Since 2016, more than 1000 additional cities have been added to WHO’s database which shows that more countries are measuring and taking action to reduce air pollution than ever before. The database collects annual mean concentrations of fine particulate matter (PM10 and PM2.5). PM2.5 includes pollutants, such as sulfate, nitrates and black carbon, which pose the greatest risks to human health. WHO air quality recommendations call for countries to reduce their air pollution to annual mean values of 20 μg/m3 (for PM10) and 10 μg/m3 (for PM2.5).
Many of the world’s megacities exceed WHO’s guideline levels for air quality by more than 5 times, representing a major risk to people’s health. We are seeing an acceleration of political interest in this global public health challenge. The increase in cities recording air pollution data reflects a commitment to air quality assessment and monitoring. Most of this increase has occurred in high-income countries, but we hope to see a similar scale-up of monitoring efforts worldwide.—Dr Maria Neira, Director of the Department of Public Health, Social and Environmental Determinants of Health, at WHO
While the latest data show ambient air pollution levels are still dangerously high in most parts of the world, they also show some positive progress. Countries are taking measures to tackle and reduce air pollution from particulate matter.
For example, in just two years, India’s Pradhan Mantri Ujjwala Yojana Scheme has provided some 37 million women living below the poverty line with free LPG connections to support them to switch to clean household energy use. Mexico City has committed to cleaner vehicle standards, including a move to soot-free buses and a ban on private diesel cars by 2025.
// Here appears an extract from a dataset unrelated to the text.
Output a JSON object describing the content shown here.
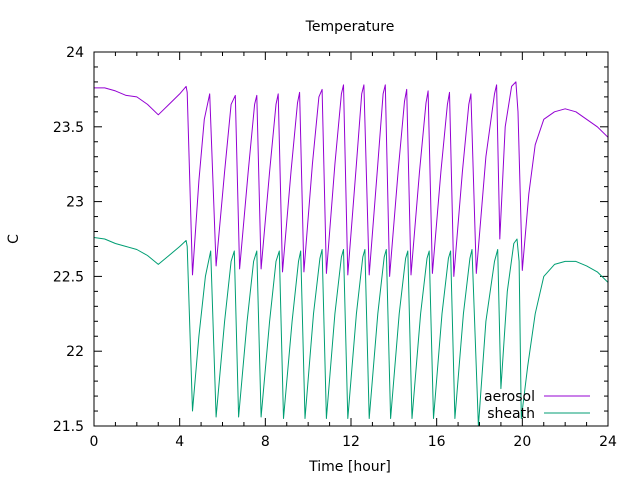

Major sources of air pollution from particulate matter include the inefficient use of energy by households, industry, the agriculture and transport sectors, and coal-fired power plants. In some regions, sand and desert dust, waste burning and deforestation are additional sources of air pollution. Air quality can also be influenced by natural elements such as geographic, meteorological and seasonal factors.
Analysis of the latest data shows that:
WHO estimates that around 90% of people worldwide breathe polluted air. Over the past 6 years, ambient air pollution levels have remained high and approximatively stable, with declining concentrations in some part of Europe and in the Americas.
The highest ambient air pollution levels are in the Eastern Mediterranean Region and in South-East Asia, with annual mean levels often exceeding more than 5 times WHO limits, followed by low and middle-income cities in Africa and the Western Pacific.
Africa and some of the Western Pacific have a serious lack of air pollution data. For Africa, the database now contains PM measurements for more than twice as many cities as previous versions, however data was identified for only 8 of 47 countries in the region.
Europe has the highest number of places reporting data.
In general, ambient air pollution levels are lowest in high-income countries, particularly in Europe, the Americas and the Western Pacific. In cities of high-income countries in Europe, air pollution has been shown to lower average life expectancy by anywhere between 2 and 24 months, depending on pollution levels.
This year WHO will convene the first Global Conference on Air Pollution and Health (30 October – 1 November 2018) to bring governments and partners together in a global effort to improve air quality and combat climate change.
WHO’s ambient air quality database builds mainly on well-established, public air quality monitoring systems as a source of reliable data in different parts of the world. The primary source of data includes official reporting from governments. Other sources include Clean Air Asia and the European Environment Agency for Europe’s Air Quality e-Reporting database, ground measurements compiled for the Global Burden of Disease project, and peer-reviewed journal articles.